Sen. Bernie Sanders (Win McNamee/Getty Images)
Sen. Bernie Sanders (Win McNamee/Getty Images)

This article originally appeared at Common Dreams. It is licensed under a Creative Commons Attribution-Share Alike 3.0 License. Feel free to republish and share widely.

On Sunday, Sen. Bernie Sanders, I-Vt., led progressive lawmakers in condemning President Trump's refusal to approve a $900 billion COVID-19 relief and spending bill as unemployment coverage expired for millions of Americans on Saturday night as a result of his intransigence.

"What the president is doing right now is unbelievably cruel," Sanders said during an appearance on ABC's "This Week" Sunday morning. "Many millions of people are losing their extended unemployment benefits. They're going to be evicted from their apartments because the eviction moratorium is ending."

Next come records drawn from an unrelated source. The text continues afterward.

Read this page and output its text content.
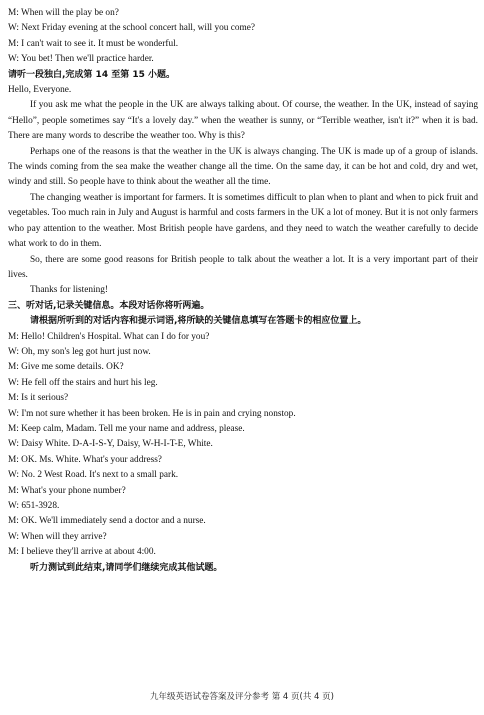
M: When will the play be on?
W: Next Friday evening at the school concert hall, will you come?
M: I can't wait to see it. It must be wonderful.
W: You bet! Then we'll practice harder.
请听一段独白,完成第 14 至第 15 小题。
Hello, Everyone.

If you ask me what the people in the UK are always talking about. Of course, the weather. In the UK, instead of saying “Hello”, people sometimes say “It's a lovely day.” when the weather is sunny, or “Terrible weather, isn't it?” when it is bad. There are many words to describe the weather too. Why is this?

Perhaps one of the reasons is that the weather in the UK is always changing. The UK is made up of a group of islands. The winds coming from the sea make the weather change all the time. On the same day, it can be hot and cold, dry and wet, windy and still. So people have to think about the weather all the time.

The changing weather is important for farmers. It is sometimes difficult to plan when to plant and when to pick fruit and vegetables. Too much rain in July and August is harmful and costs farmers in the UK a lot of money. But it is not only farmers who pay attention to the weather. Most British people have gardens, and they need to watch the weather carefully to decide what work to do in them.

So, there are some good reasons for British people to talk about the weather a lot. It is a very important part of their lives.

Thanks for listening!
三、听对话,记录关键信息。本段对话你将听两遍。
请根据所听到的对话内容和提示词语,将所缺的关键信息填写在答题卡的相应位置上。
M: Hello! Children's Hospital. What can I do for you?
W: Oh, my son's leg got hurt just now.
M: Give me some details. OK?
W: He fell off the stairs and hurt his leg.
M: Is it serious?
W: I'm not sure whether it has been broken. He is in pain and crying nonstop.
M: Keep calm, Madam. Tell me your name and address, please.
W: Daisy White. D-A-I-S-Y, Daisy, W-H-I-T-E, White.
M: OK. Ms. White. What's your address?
W: No. 2 West Road. It's next to a small park.
M: What's your phone number?
W: 651-3928.
M: OK. We'll immediately send a doctor and a nurse.
W: When will they arrive?
M: I believe they'll arrive at about 4:00.
听力测试到此结束,请同学们继续完成其他试题。
九年级英语试卷答案及评分参考 第 4 页(共 4 页)
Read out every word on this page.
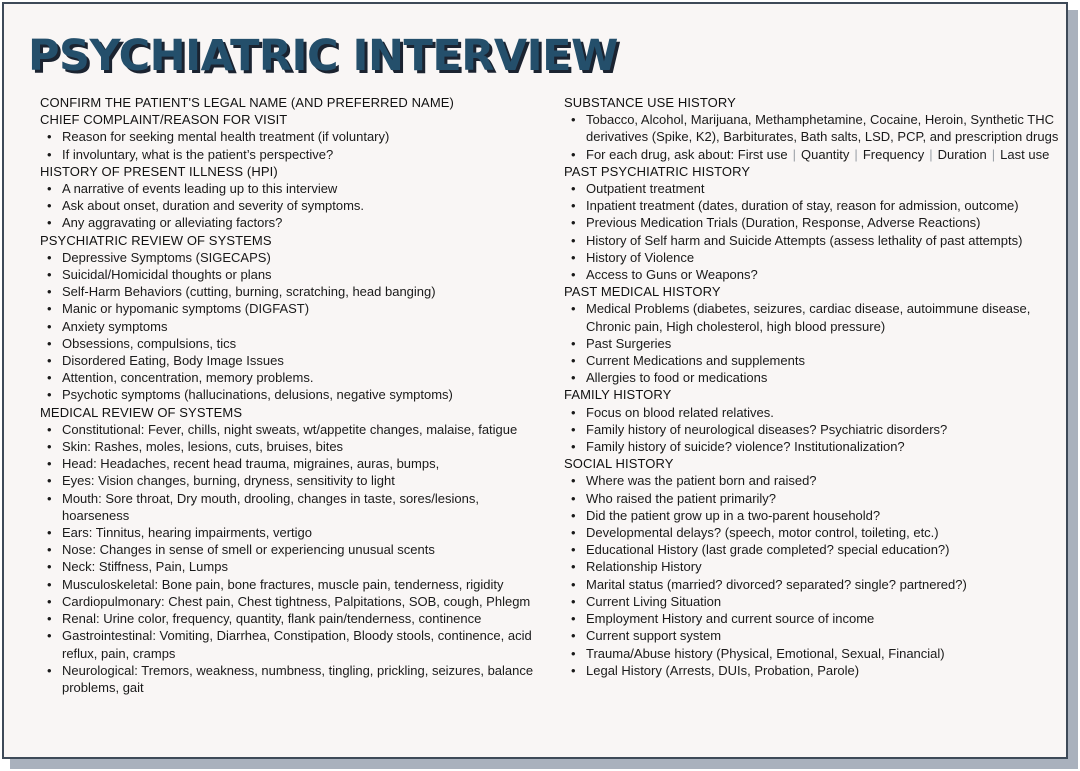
PSYCHIATRIC INTERVIEW
CONFIRM THE PATIENT'S LEGAL NAME (AND PREFERRED NAME)
CHIEF COMPLAINT/REASON FOR VISIT
• Reason for seeking mental health treatment (if voluntary)
• If involuntary, what is the patient’s perspective?
HISTORY OF PRESENT ILLNESS (HPI)
• A narrative of events leading up to this interview
• Ask about onset, duration and severity of symptoms.
• Any aggravating or alleviating factors?
PSYCHIATRIC REVIEW OF SYSTEMS
• Depressive Symptoms (SIGECAPS)
• Suicidal/Homicidal thoughts or plans
• Self-Harm Behaviors (cutting, burning, scratching, head banging)
• Manic or hypomanic symptoms (DIGFAST)
• Anxiety symptoms
• Obsessions, compulsions, tics
• Disordered Eating, Body Image Issues
• Attention, concentration, memory problems.
• Psychotic symptoms (hallucinations, delusions, negative symptoms)
MEDICAL REVIEW OF SYSTEMS
• Constitutional: Fever, chills, night sweats, wt/appetite changes, malaise, fatigue
• Skin: Rashes, moles, lesions, cuts, bruises, bites
• Head: Headaches, recent head trauma, migraines, auras, bumps,
• Eyes: Vision changes, burning, dryness, sensitivity to light
• Mouth: Sore throat, Dry mouth, drooling, changes in taste, sores/lesions, hoarseness
• Ears: Tinnitus, hearing impairments, vertigo
• Nose: Changes in sense of smell or experiencing unusual scents
• Neck: Stiffness, Pain, Lumps
• Musculoskeletal: Bone pain, bone fractures, muscle pain, tenderness, rigidity
• Cardiopulmonary: Chest pain, Chest tightness, Palpitations, SOB, cough, Phlegm
• Renal: Urine color, frequency, quantity, flank pain/tenderness, continence
• Gastrointestinal: Vomiting, Diarrhea, Constipation, Bloody stools, continence, acid reflux, pain, cramps
• Neurological: Tremors, weakness, numbness, tingling, prickling, seizures, balance problems, gait
SUBSTANCE USE HISTORY
• Tobacco, Alcohol, Marijuana, Methamphetamine, Cocaine, Heroin, Synthetic THC derivatives (Spike, K2), Barbiturates, Bath salts, LSD, PCP, and prescription drugs
• For each drug, ask about: First use | Quantity | Frequency | Duration | Last use
PAST PSYCHIATRIC HISTORY
• Outpatient treatment
• Inpatient treatment (dates, duration of stay, reason for admission, outcome)
• Previous Medication Trials (Duration, Response, Adverse Reactions)
• History of Self harm and Suicide Attempts (assess lethality of past attempts)
• History of Violence
• Access to Guns or Weapons?
PAST MEDICAL HISTORY
• Medical Problems (diabetes, seizures, cardiac disease, autoimmune disease, Chronic pain, High cholesterol, high blood pressure)
• Past Surgeries
• Current Medications and supplements
• Allergies to food or medications
FAMILY HISTORY
• Focus on blood related relatives.
• Family history of neurological diseases? Psychiatric disorders?
• Family history of suicide? violence? Institutionalization?
SOCIAL HISTORY
• Where was the patient born and raised?
• Who raised the patient primarily?
• Did the patient grow up in a two-parent household?
• Developmental delays? (speech, motor control, toileting, etc.)
• Educational History (last grade completed? special education?)
• Relationship History
• Marital status (married? divorced? separated? single? partnered?)
• Current Living Situation
• Employment History and current source of income
• Current support system
• Trauma/Abuse history (Physical, Emotional, Sexual, Financial)
• Legal History (Arrests, DUIs, Probation, Parole)
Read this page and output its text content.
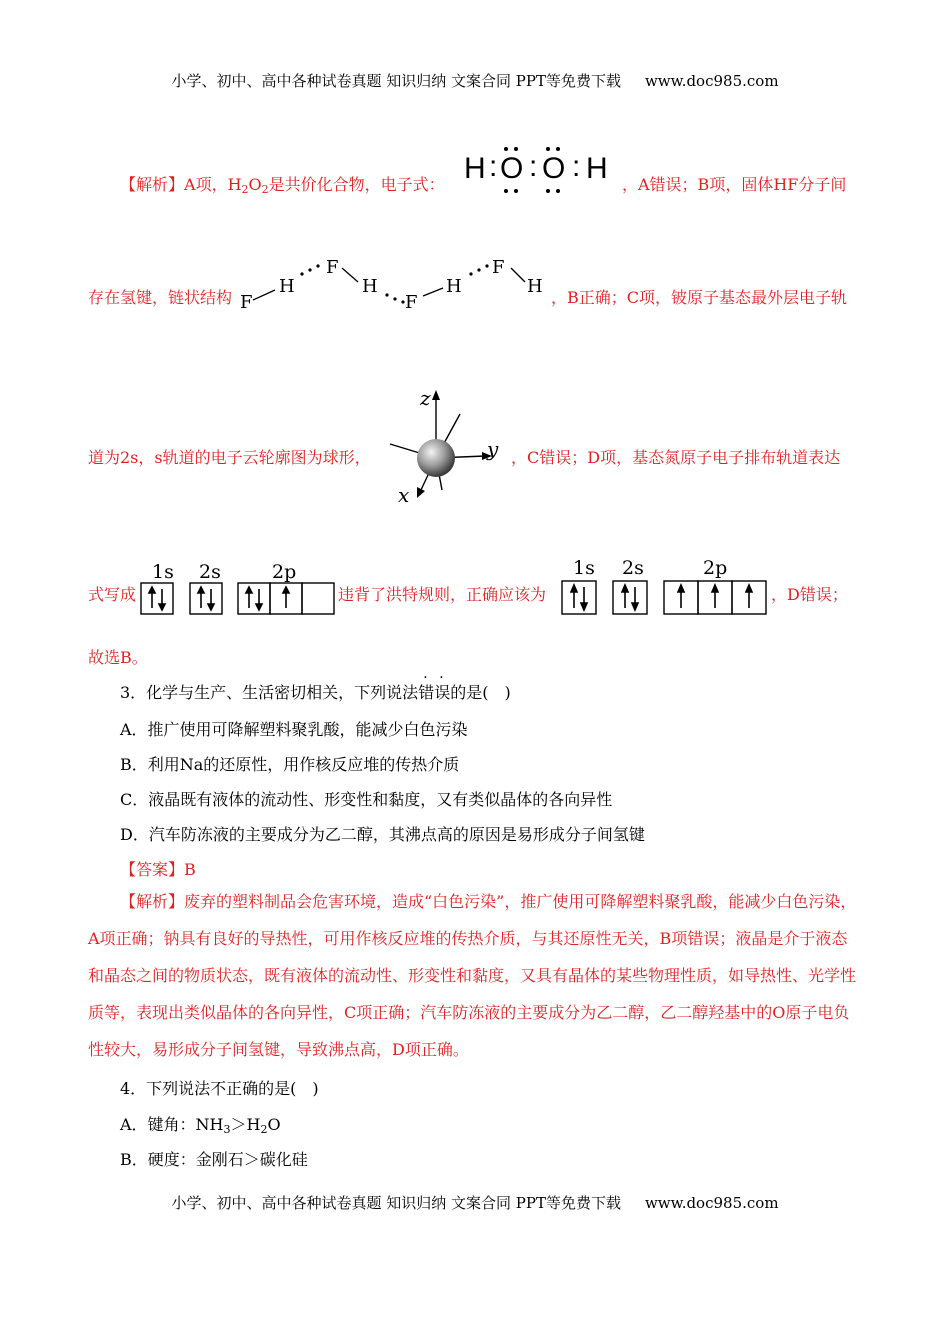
小学、初中、高中各种试卷真题 知识归纳 文案合同 PPT等免费下载 www.doc985.com
【解析】A项，$H_2O_2$是共价化合物，电子式： H : O : O : H ，A错误；B项，固体HF分子间
存在氢键，链状结构 F
H
F
H
F
H
F
H
，B正确；C项，铍原子基态最外层电子轨
道为2s，s轨道的电子云轮廓图为球形，
z
y
x
，C错误；D项，基态氮原子电子排布轨道表达
式写成
1s 2s	2p
违背了洪特规则，正确应该为
1s 2s	2p
，D错误；
故选B。
3．化学与生产、生活密切相关，下列说法错误的是(　)
A．推广使用可降解塑料聚乳酸，能减少白色污染
B．利用Na的还原性，用作核反应堆的传热介质
C．液晶既有液体的流动性、形变性和黏度，又有类似晶体的各向异性
D．汽车防冻液的主要成分为乙二醇，其沸点高的原因是易形成分子间氢键
【答案】B
【解析】废弃的塑料制品会危害环境，造成“白色污染”，推广使用可降解塑料聚乳酸，能减少白色污染，A项正确；钠具有良好的导热性，可用作核反应堆的传热介质，与其还原性无关，B项错误；液晶是介于液态和晶态之间的物质状态，既有液体的流动性、形变性和黏度，又具有晶体的某些物理性质，如导热性、光学性质等，表现出类似晶体的各向异性，C项正确；汽车防冻液的主要成分为乙二醇，乙二醇羟基中的O原子电负性较大，易形成分子间氢键，导致沸点高，D项正确。
4．下列说法不正确的是(　)
A．键角：$NH_3>H_2O$
B．硬度：金刚石＞碳化硅
小学、初中、高中各种试卷真题 知识归纳 文案合同 PPT等免费下载 www.doc985.com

Although Congress last Monday approved a compromise relief bill that would have temporarily averted catastrophic expiration of critical unemployment and other benefits — including an extension of the federal eviction moratorium — during the deadliest period of the pandemic, Trump declined to sign the measure into law, blasting its $600 direct payments to Americans as "a disgrace" and calling for $2,000 stimulus checks instead.

Rep. Rashida Tlaib, D-Mich. — one of only two House Democrats to vote against the bill — also called its $600 payment "woefully inadequate."

"I have watched as many of my colleagues rush to provide billions to corporations and wealthy individuals, while admonishing the needs of the majority of families," Tlaib explained on Monday. "Republicans continue to do all they can do to poison our society further with corporate greed, while abandoning the very people they are supposed to be working for."

"This is evident by the inclusion of the 'three martini lunch' tax giveaway," she added, referring to a tax deduction for business meals included in the bill. 

However, Sanders on Sunday argued that the "terrible economic crisis facing this country" makes action imperative.

"We are looking at a way to get the vaccine distributed to tens of millions of people," Sanders said, referring to the massive nationwide effort to distribute COVID-19 vaccines. "There's money in that bill."

Progressive lawmakers from across the country joined Sanders in urging the relief bill's passage.

"Here we are with people living on the edge as a result of this pandemic, and [Trump] is playing with their lives and their livelihoods," said Rep. Barbara Lee, D-Calif., during a Saturday interview on MSNBC. "People can't afford to live life on the edge. ... Eight million more people have fallen below the poverty line."

President-elect Joe Biden joined the chorus of bipartisan voices calling on Trump to sign the bill.

"It is the day after Christmas, and millions of families don't know if they'll be able to make ends meet because of President Donald Trump's refusal to sign an economic relief bill approved by Congress with an overwhelming and bipartisan majority," Biden said in a statement on Saturday. 

Trump remained defiant following the expiration of jobless benefits.

"I simply want to get our great people $2,000, rather than the measly $600 that is now in the bill," he tweeted. "Also, stop the billions of dollars in 'pork.'"

While the president played golf in Florida, Americans suffered. Lanetris Haines, a self-employed single mother of three in South Bend, Indiana, braced for the loss of her $129 weekly lifeline.

"It's a chess game, and we're all pawns," Haines told the Associated Press.